La production musicale indépendante est un métier, une essence. 

« J’ai la chance d’être indépendant » répondait Michel Piccoli lors d’une interview en 2004 (1) alors qu’il s’apprêtait à monter sur les planches pour interpréter Ta main dans la mienne de Carol Rocamora mis en scène par Peter Brook.

L’indépendance n’est pas un vain mot mais la marque de celles et ceux qui cherchent, de ceux et celles qui trouvent, celles et ceux qui révèlent et sans qui l’intelligence serait d’une platitude artificielle.

On ne reviendra pas ici sur ce que l’indépendance a apporté de profondeur essentielle à l’histoire de la musique, mais on s’attardera tout de même, en ces temps de globalisation inquiétante, sur le rôle capital des productions indépendantes depuis l’invention de l’enregistrement musical. Ce sont presque toujours des compagnies ou des personnalités indépendantes qui ont permis tant d’envolées, de bouleversements stylistiques, intellectifs ou politiques de la musique, d’inventions téméraires entraînant tant de trouvailles techniques au service d’une pensée (et non l’inverse) et de stimulations des capacités créatives humaines.
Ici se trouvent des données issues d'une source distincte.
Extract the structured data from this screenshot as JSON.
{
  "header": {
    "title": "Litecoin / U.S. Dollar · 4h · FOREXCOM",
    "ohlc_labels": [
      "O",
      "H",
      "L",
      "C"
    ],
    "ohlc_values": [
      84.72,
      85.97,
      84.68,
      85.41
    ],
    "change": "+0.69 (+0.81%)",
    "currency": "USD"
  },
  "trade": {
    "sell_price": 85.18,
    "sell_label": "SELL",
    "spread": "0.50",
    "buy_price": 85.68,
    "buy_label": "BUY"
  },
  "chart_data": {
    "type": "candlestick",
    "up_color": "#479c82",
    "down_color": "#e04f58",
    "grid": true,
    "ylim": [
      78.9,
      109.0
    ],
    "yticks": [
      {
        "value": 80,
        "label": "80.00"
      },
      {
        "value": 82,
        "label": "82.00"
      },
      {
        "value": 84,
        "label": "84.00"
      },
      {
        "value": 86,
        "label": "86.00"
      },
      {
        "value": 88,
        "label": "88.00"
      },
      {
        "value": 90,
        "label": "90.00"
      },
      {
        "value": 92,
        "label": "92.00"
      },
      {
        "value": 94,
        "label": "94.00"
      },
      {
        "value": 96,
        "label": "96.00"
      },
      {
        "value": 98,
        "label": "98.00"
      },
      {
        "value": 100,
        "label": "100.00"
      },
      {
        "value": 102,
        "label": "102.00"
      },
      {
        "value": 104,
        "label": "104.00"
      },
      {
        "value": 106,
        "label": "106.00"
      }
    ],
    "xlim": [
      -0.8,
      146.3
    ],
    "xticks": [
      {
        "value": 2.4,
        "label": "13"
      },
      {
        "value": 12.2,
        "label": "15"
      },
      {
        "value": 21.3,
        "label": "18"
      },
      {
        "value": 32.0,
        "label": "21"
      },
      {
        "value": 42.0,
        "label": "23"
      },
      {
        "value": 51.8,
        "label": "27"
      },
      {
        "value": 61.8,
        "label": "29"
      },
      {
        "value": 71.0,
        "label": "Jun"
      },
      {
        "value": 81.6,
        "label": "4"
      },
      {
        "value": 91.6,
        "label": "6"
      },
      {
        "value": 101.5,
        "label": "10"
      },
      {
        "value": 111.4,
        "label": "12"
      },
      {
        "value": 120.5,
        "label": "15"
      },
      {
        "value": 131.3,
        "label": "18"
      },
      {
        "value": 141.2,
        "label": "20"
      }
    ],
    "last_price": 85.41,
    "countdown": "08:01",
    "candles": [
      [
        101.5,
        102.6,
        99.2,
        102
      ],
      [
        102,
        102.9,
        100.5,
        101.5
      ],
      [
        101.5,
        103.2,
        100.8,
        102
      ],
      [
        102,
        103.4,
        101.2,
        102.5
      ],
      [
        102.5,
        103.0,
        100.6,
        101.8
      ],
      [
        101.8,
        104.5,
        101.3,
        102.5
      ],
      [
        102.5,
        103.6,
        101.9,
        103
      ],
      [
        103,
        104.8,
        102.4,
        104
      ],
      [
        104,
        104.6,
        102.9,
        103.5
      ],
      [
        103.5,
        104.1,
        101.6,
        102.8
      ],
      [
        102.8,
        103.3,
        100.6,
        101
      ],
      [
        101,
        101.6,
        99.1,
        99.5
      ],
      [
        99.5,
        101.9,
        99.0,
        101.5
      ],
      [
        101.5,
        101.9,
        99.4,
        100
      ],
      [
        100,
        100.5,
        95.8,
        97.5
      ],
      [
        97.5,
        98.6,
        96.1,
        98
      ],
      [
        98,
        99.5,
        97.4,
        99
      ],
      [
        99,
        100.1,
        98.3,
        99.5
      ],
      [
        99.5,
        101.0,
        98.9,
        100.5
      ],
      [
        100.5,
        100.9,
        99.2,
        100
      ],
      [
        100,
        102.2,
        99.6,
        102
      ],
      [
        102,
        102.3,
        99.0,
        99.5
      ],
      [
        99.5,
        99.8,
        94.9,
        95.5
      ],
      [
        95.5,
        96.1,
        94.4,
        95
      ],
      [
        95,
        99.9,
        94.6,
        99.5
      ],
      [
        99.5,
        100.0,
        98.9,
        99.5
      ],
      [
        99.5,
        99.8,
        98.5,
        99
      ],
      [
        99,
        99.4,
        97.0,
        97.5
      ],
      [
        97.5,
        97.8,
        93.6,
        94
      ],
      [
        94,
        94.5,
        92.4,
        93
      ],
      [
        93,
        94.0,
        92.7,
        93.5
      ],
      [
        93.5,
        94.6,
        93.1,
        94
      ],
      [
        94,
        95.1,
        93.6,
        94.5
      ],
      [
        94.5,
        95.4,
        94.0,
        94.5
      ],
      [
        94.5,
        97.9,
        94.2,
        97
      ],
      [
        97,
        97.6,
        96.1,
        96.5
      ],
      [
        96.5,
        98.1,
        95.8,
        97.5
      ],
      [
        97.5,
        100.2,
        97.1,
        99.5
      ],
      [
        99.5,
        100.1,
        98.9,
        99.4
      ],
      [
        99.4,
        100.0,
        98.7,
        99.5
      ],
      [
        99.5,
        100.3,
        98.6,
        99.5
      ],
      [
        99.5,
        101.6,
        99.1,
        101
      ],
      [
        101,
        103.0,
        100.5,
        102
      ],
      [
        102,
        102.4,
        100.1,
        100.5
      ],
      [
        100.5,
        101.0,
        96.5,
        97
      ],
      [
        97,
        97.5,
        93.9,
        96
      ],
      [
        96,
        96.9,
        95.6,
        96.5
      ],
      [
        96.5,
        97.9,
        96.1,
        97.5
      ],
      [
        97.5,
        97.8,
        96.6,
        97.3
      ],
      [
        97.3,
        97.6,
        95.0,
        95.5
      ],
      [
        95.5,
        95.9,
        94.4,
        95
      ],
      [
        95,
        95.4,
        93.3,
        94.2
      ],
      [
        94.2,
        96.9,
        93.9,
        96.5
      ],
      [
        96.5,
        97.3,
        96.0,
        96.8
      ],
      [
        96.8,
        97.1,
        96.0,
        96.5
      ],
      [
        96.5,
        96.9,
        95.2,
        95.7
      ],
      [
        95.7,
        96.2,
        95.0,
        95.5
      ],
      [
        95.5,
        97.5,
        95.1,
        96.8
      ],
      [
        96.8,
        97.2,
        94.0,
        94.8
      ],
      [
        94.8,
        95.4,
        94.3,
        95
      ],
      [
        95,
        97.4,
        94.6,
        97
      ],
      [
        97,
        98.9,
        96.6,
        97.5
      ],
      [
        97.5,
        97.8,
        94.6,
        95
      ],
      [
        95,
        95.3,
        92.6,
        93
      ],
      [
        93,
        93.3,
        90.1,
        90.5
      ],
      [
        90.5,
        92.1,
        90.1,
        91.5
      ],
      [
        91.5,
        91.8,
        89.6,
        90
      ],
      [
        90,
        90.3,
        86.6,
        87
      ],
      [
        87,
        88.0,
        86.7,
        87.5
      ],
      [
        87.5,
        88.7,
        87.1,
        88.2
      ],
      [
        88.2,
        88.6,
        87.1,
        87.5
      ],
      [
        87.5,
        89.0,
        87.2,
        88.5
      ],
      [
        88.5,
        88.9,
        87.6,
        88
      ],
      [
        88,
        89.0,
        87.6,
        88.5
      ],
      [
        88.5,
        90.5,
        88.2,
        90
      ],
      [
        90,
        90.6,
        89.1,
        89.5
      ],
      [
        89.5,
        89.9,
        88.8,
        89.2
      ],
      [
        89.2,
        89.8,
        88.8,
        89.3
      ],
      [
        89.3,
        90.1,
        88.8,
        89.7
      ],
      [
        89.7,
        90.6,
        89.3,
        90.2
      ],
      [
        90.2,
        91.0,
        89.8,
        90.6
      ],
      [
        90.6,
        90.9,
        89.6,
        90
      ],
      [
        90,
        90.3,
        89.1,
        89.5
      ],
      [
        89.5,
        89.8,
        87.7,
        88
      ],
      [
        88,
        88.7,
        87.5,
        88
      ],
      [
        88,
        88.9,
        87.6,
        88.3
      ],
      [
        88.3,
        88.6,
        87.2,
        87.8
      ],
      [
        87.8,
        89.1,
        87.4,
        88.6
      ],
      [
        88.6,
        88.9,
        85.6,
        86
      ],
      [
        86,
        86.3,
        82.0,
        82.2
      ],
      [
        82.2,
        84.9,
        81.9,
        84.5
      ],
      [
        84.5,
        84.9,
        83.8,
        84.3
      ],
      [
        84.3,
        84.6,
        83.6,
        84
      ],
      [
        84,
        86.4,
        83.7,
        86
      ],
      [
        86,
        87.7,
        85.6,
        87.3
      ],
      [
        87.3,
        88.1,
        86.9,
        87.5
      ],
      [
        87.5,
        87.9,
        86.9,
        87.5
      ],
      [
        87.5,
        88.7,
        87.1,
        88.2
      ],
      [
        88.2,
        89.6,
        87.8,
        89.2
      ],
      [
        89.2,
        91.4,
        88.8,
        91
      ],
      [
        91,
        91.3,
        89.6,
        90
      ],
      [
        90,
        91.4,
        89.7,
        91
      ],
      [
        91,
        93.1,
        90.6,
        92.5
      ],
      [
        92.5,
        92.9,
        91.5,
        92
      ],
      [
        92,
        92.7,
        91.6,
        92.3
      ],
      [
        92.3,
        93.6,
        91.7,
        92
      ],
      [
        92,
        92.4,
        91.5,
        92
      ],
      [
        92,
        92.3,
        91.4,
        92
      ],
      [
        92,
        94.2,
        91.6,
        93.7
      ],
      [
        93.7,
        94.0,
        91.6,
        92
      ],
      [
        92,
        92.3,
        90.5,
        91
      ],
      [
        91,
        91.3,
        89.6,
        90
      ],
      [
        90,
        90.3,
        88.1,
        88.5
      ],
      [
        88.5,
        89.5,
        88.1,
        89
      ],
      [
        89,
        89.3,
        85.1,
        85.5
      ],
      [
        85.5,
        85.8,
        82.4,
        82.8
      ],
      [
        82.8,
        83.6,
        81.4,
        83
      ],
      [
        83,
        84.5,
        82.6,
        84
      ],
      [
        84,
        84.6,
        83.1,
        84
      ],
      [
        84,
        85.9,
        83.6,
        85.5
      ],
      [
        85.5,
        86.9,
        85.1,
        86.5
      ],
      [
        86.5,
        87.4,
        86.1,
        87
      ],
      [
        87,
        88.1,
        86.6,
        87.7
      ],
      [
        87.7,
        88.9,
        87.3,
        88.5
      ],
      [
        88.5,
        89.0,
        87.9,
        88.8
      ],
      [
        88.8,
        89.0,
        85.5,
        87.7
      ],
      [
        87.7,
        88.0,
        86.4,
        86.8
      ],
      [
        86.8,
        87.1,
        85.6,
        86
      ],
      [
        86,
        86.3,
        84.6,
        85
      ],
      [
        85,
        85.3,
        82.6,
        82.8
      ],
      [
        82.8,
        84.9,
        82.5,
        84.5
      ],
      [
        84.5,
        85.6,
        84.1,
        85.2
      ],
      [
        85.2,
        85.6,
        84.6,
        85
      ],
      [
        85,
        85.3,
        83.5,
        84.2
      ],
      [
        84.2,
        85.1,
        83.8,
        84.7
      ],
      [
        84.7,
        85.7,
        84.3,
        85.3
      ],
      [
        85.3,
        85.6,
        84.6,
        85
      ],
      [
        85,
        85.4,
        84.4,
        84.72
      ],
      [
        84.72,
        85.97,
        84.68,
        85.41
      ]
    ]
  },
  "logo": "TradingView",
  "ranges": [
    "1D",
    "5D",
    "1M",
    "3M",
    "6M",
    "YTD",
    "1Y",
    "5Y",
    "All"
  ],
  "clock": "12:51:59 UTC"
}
Pour l’enregistrement musical, l’indépendance représente l’endroit des
éclosions véritables avant les récupérations et normalisations où, soumise à compression, elle s’évanouit.

« Qui pouvait imaginer que le streaming allait faire remonter la possibilité d’écouter de la 
musique chez soi ? » professait à l’antenne de France Musique le 18 février 2020, Jean-Philippe Thiellay, président du Centre National de la Musique ?
Peut-être ceux qui l’avaient fait descendre ?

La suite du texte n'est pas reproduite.